Jerry: Have ya’ll lost any dealers and have any dealers gone out of business or have any dealers just closed.
Alan: You know, we’ve had some dealers hit the reset button on their business plans, obviously myself and Bobby Beck as you know, you know we had just a blessing situation with a wonderful partner in Rick Hendrick. But we were 50/ 50 in that big Frisco store that we had 28 million dollars in and uh you know obviously we’ve got 12 miles away Lewisville which is well-rooted and I’m calling you from today, the Bobby Beck Lewisville Volkswagen that we’ve been at 15 years. But you know Rick Hendrick said it best, he said gentlemen I think you are better off in your Lewisville store owning 100% of that and I’ll take on this big monster because I have the whereforall, because that Frisco deal could bleed you and Bobby quickly. So you know we were blessed that we have that kind of partner with that kind of liquidity. But uh, there are a lot of struggling dealers out there and a lot of dealers that are worried. And that’s why obviously I took the stance I have in last 48 hours in the media and that’s the true voice of the dealer that I am sticking up for.
Jerry: We tend to focus on just the events that happen in the U.S. This is going to be expensive for VW worldwide.
Jerry: Can they survive it?
Alan: Yes they can survive it. Believe me I’ve asked some very hard questions behind the curtain, they can survive it, but if you notice for the first time, you know the chairman of the works council came out in Wolfsburg AG and basically said this american deal please be gentle with us because it could cost jobs worldwide. I mean it is really starting to even impact the liquidity of a company the size of VW.
Jerry: Boy I guarantee you and I worry about it – I don’t think anyone wants to see anything happen with VW. But it’s going to take years for them to overcome this in my opinion.

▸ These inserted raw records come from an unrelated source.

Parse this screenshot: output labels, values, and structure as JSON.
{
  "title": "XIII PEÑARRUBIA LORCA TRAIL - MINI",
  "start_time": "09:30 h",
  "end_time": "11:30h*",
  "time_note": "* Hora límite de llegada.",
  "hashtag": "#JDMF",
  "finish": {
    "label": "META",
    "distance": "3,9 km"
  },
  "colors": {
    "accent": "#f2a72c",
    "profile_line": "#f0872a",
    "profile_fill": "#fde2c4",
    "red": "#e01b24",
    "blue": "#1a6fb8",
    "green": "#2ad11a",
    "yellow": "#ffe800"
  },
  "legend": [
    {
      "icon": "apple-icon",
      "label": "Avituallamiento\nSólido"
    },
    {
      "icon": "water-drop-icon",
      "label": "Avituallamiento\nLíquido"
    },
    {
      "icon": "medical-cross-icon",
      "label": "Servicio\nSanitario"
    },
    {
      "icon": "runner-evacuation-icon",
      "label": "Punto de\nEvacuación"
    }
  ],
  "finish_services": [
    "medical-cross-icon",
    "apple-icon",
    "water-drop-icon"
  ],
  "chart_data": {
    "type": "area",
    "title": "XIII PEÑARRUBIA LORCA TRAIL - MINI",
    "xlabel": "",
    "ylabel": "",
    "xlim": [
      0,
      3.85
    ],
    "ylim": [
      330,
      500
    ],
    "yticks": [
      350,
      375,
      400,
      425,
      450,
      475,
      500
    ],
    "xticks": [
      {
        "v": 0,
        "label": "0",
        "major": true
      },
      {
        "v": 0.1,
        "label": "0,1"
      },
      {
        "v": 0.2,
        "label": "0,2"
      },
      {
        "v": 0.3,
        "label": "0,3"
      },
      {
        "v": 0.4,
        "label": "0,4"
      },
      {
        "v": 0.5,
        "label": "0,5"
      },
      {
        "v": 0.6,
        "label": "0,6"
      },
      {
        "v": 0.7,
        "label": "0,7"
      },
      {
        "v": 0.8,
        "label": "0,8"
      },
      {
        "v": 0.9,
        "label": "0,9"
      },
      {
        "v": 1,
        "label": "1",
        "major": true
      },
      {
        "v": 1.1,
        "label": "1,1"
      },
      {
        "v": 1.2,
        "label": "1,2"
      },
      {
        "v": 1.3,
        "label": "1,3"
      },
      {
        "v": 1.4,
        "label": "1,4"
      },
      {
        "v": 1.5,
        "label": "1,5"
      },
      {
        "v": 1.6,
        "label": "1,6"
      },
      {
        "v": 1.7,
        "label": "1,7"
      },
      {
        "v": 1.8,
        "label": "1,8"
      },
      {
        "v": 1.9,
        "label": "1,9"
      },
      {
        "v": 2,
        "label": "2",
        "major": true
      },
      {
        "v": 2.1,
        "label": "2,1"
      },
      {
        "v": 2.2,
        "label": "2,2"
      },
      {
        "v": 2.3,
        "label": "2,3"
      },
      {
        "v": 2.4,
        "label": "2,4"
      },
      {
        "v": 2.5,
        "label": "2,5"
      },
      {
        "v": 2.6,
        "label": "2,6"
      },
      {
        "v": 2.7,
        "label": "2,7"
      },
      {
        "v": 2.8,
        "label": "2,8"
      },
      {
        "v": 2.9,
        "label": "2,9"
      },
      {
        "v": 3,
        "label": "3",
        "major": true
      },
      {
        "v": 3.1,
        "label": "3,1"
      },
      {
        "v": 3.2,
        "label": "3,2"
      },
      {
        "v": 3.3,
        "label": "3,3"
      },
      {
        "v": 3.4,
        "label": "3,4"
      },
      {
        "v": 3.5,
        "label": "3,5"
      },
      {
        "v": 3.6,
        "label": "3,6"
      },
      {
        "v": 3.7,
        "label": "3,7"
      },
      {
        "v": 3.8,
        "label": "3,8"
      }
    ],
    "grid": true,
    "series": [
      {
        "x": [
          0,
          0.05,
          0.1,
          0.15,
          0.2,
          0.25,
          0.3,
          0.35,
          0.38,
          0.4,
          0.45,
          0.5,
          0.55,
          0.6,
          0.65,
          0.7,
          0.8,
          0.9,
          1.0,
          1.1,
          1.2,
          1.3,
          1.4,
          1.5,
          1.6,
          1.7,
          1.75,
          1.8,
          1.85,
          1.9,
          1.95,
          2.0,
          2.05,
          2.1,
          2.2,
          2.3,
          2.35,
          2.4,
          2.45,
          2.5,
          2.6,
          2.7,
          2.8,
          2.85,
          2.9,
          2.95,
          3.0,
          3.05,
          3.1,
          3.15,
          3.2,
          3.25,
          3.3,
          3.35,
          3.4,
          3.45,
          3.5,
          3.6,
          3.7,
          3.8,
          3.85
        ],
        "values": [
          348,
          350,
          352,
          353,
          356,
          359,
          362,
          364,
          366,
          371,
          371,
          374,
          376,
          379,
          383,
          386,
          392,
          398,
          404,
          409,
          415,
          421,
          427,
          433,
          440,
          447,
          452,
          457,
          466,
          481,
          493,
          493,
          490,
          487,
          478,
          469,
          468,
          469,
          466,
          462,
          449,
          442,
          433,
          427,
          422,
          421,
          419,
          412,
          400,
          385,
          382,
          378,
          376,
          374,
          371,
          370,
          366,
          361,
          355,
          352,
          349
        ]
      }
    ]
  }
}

Alan: Yes and you know if you’ve read lately I am very strong on the volume strategy. We can help VW get back on track, but they’ve got to listen to the U.S. dealer about getting in the game with volume that will also give back to the American public. It will get us on the right side on residual values with refreshing our product correctly.
Jerry: Alan in 60 seconds tell us what consumers should know right now.
Alan: Well, consumers should know that VW does have the ability to make it right and stay patient. I believe, I believe that you hang on to your car and let’s figure out exactly what the fix is going to be and what VW is going to do. I do think there have been people who’ve jumped on class action and that’s up to them I’m not here to give legal advice. But I believe that we’ve got to let VW show their hand all the way before we jump to any conclusions. That’s my best advice.
Jerry: Well, I think that’s darn good advice and I’ve been telling people that same thing. I think there’s going to be nice compensation for those owners that stick it out. They’ve still got a great car. They’re still getting great gas mileage and I think if they will stick it out – especially loyal owners are probably going to be well taken care of by Volkswagen.
Alan: Yes, sir.
Jerry: Alan Brown, VW national dealer council chairman, thank you for joining us today. Alan’s given us a lot of insight.